The Dark sank without a trace at the box office and while it’s not the best or most original horror ever made, it is better than most of the Sixth Sense rip-offs we’ve had to put up with in the last five years. Based on the novel Sheep by Simon Maginn, The Dark centres around a mother and daughter who visit estranged father James (Bean in sleepwalk mode) on the Isle of Man. Things get twitchy when Sarah witnesses some sheep committing suicide by jumping off a cliff, and soon after she disappears herself. Did she drown or was she taken by the dark forces that have a history in James’s old cottage?

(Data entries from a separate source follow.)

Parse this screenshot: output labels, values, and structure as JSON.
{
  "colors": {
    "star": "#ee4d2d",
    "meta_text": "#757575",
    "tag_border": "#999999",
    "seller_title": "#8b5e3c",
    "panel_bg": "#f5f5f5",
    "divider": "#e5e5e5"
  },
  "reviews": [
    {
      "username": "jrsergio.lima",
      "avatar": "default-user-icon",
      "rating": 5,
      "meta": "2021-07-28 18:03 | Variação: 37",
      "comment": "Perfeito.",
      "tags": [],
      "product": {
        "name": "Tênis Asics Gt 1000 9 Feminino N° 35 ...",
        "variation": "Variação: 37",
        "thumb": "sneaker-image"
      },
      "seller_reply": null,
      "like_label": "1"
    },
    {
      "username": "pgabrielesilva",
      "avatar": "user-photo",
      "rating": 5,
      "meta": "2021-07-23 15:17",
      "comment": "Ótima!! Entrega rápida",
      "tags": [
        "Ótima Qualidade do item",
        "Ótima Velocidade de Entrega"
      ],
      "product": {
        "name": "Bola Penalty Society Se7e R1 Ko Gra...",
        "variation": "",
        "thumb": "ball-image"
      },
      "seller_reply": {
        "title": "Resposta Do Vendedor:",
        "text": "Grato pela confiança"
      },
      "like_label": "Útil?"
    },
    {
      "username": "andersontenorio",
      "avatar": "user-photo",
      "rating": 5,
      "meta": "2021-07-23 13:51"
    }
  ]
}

The Dark is nicely shot – it certainly lives up to its name. You’ll be squinting at the screen more often than not. And if the scares are old hat (a reflection in a mirror, a door banging shut), at least they’re done well. The concept of a purgatory where a living person can be sacrificed for the return of a dead one isn’t new either (Pet Semetary anyone?) and while this unique Welsh Netherworld called Annwn has never been explored on film before, it is both the film’s curse and saving grace. Curse because the second half is rather muddled and saving grace because Fawcett presents Annwn (pronounced Ar-noon) as a sort of temporal dreamstate sapped of colour; a parallel world that’s the same but different. (If you’ve played the Playstation game Soul Reaver you’ll have a good idea of the concept).

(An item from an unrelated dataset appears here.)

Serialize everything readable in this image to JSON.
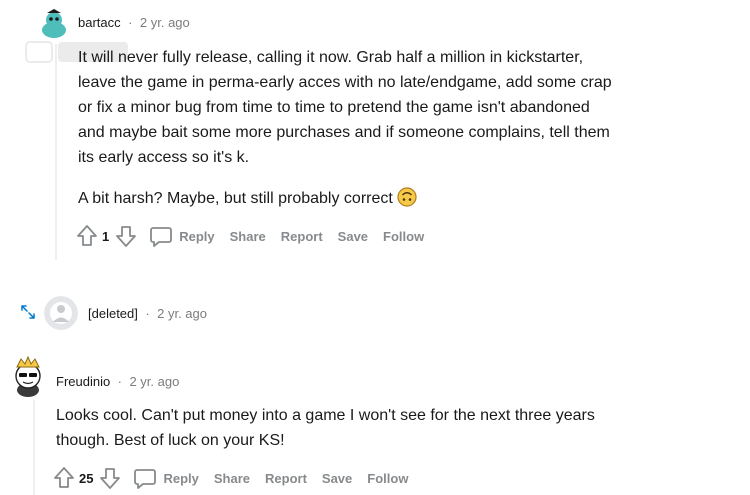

Without such interesting characters as Brigitte or Ginger, all Fawcett is left with is some pretty photography and a lot of wood. Or Sean Bean as he’s better known. Perhaps if he’d stuck to Maginn’s original story instead of changing it almost beyond recognition (he wanted to make a supernatural thriller instead of a straight horror) he might have been on more stable ground. Fawcett still manages a few surprises (James blows up at his wife, telling her there’s no way their daughter is still alive, only to turn around and see…well, you’ll find out) and at least attempts a different sort of ending, but it’s all a bit hit and miss.

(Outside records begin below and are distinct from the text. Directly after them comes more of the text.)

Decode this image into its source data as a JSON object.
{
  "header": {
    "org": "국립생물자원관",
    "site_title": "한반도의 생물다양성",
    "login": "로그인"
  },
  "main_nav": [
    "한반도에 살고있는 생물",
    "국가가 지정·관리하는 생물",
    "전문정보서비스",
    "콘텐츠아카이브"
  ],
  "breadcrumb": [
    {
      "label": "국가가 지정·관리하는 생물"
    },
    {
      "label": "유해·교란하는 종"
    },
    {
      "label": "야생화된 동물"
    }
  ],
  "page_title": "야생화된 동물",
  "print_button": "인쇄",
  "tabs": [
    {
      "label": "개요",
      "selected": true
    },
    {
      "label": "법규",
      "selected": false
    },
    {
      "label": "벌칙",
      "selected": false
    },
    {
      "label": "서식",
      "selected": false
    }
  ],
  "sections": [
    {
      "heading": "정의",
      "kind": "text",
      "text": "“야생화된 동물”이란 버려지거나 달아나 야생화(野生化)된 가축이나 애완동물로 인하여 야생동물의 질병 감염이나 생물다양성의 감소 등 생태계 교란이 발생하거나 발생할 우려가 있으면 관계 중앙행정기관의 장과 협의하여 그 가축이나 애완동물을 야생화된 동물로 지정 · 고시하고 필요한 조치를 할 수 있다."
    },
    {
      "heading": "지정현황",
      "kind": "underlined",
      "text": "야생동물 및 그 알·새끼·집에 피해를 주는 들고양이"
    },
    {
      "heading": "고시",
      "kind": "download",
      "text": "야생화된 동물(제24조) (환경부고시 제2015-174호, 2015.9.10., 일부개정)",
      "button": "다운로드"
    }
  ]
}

Overall The Dark has the faint whiff of studio re-editing around the edges, but just about works as a good old-fashioned campfire tale. And it does look great. Which leaves us with an entertaining, but ultimately average horror.
An alternative and arguably better ending, a trailer and interviews with the main cast and crew. Fawcett loses points for “wanting to work with Paul W.S. Anderson,” and openly butchering the original author’s novel; every writer’s nightmare.